RS : Ce qui m'intéresse chez les Jeunes Solistes, est l'instrument « ensemble de chambre ». Attiré par tous les répertoires, je considère la musique contemporaine comme faisant partie d'un tout. Mais elle n'avait aucun intérêt à mes yeux telle qu'elle était interprétée, le plus souvent, dans les années 1970, parce qu'on ne la faisait pas de façon assumée. Aujourd'hui, la lecture « chirurgicale » ne suffit plus. Même dans la musique de création, on peut mettre de l'affect, de l'interprétation. A moins que ce soit un élément de style, la simple lecture n'est pas de l'interprétation. Avec un ensemble comme le nôtre, je peux interpréter la musique contemporaine comme je le fais avec les musiques ancienne et romantique. C'est indispensable à la vie de l'œuvre, car je suis convaincu que, quand on entend une création simplement lue avec virtuosité, on n'entend pas l'œuvre. Il y a aussi le plaisir de travailler avec un compositeur sur une œuvre nouvelle. Nous ne voyons pas le compositeur au cours de la genèse de l'œuvre nouvelle. Il écrit, puis il nous remet sa partition, que j'étudie ensuite, avant de le rencontrer pour lui soumettre mes premières impressions et remarques. Puis je travaille avec l'ensemble, et le compositeur ne revient pas avant que nous nous sentions prêts. En fait, il nous donne un objet, nous vérifions que nous avons plus ou moins compris la teneur de cet objet, qu'il n'y a pas de malentendus, puis je retourne vers lui pour m'assurer que nous ne faisons pas fausse route.
RM : Quelle est votre approche de la musique contemporaine ?
RS : Nous ne voulons pas faire de création sans l'avoir intériorisée, pris le temps de faire nôtre l'œuvre nouvelle. La lecture n'est que le début du travail. Ensuite, il convient de comprendre ce que nous avons lu. La compréhension passe par un processus d'intégration quasi physique, impossible à réaliser dans notre domaine sans avoir vraiment pris le temps de l'assimilation.
RM : Quelle place occupe le disque dans l'activité des Jeunes Solistes ?

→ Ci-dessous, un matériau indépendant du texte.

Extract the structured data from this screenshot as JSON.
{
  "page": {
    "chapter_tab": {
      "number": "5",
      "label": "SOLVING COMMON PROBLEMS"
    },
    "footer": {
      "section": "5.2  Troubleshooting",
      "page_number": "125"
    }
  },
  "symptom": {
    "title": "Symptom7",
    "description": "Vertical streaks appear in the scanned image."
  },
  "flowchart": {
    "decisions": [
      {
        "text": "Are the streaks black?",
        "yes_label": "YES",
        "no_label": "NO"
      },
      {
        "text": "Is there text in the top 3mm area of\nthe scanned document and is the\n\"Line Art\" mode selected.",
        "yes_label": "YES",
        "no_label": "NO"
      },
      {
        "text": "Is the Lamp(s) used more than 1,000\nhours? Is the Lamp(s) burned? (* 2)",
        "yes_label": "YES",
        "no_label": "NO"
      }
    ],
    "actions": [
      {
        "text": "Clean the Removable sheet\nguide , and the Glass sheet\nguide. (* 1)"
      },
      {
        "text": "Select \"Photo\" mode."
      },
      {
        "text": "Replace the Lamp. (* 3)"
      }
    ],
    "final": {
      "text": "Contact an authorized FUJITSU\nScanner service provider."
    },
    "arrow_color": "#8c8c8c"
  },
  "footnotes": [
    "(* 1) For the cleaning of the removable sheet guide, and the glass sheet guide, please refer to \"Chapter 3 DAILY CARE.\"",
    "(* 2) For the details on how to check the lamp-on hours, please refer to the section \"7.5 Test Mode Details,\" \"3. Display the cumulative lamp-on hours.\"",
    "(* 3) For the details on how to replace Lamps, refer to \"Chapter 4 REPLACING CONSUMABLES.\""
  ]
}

RS : Son rôle est capital. Avec A Sei Voci, nous avons eu beaucoup de mal à exister tant que nous n'avons pas eu de disques. Si bien que, dès les premières années d'existence des Jeunes Solistes, nous avons investi dans les enregistrements. Notre premier disque a été consacré à Klaus Huber et ses Canciones de circulo gyrante. Dès lors, tous les deux ou trois ans, nous essayons de produire un nouveau disque pour façonner la mémoire de notre travail en musique contemporaine. Aujourd'hui, notre discographie compte une quinzaine de références dont nous sommes propriétaires des bandes. Ce qui est fondamental, parce que, même si le marché du disque est assez éteint en ce moment, c'est par le disque que nous avons pu propager notre niveau de travail. Malheureusement, nous n'avons pas encore illustré la partie musique ancienne et de répertoire, si ce n'est dans le cadre de projets globaux de compositeurs qui ont conçu ainsi leurs œuvres, comme Klaus Huber avec Carlo Gesualdo ou Thierry Pécou avec Guillaume Dufay. Mais nous avons des projets dans ce sens, y compris de musique chorale, qui, souvent, gagne à être chantée à une voix par pupitre. Car ce qui relève de la poétique, de l'expressif gagne à être interprété par des chanteurs solistes. Mais je tiens à éviter la reconstitution, pour ne faire que des choses signifiantes sur le plan musical. Je commencerai par la musique française, où je me sens vraiment à l'aise, Debussy, Ravel, Poulenc.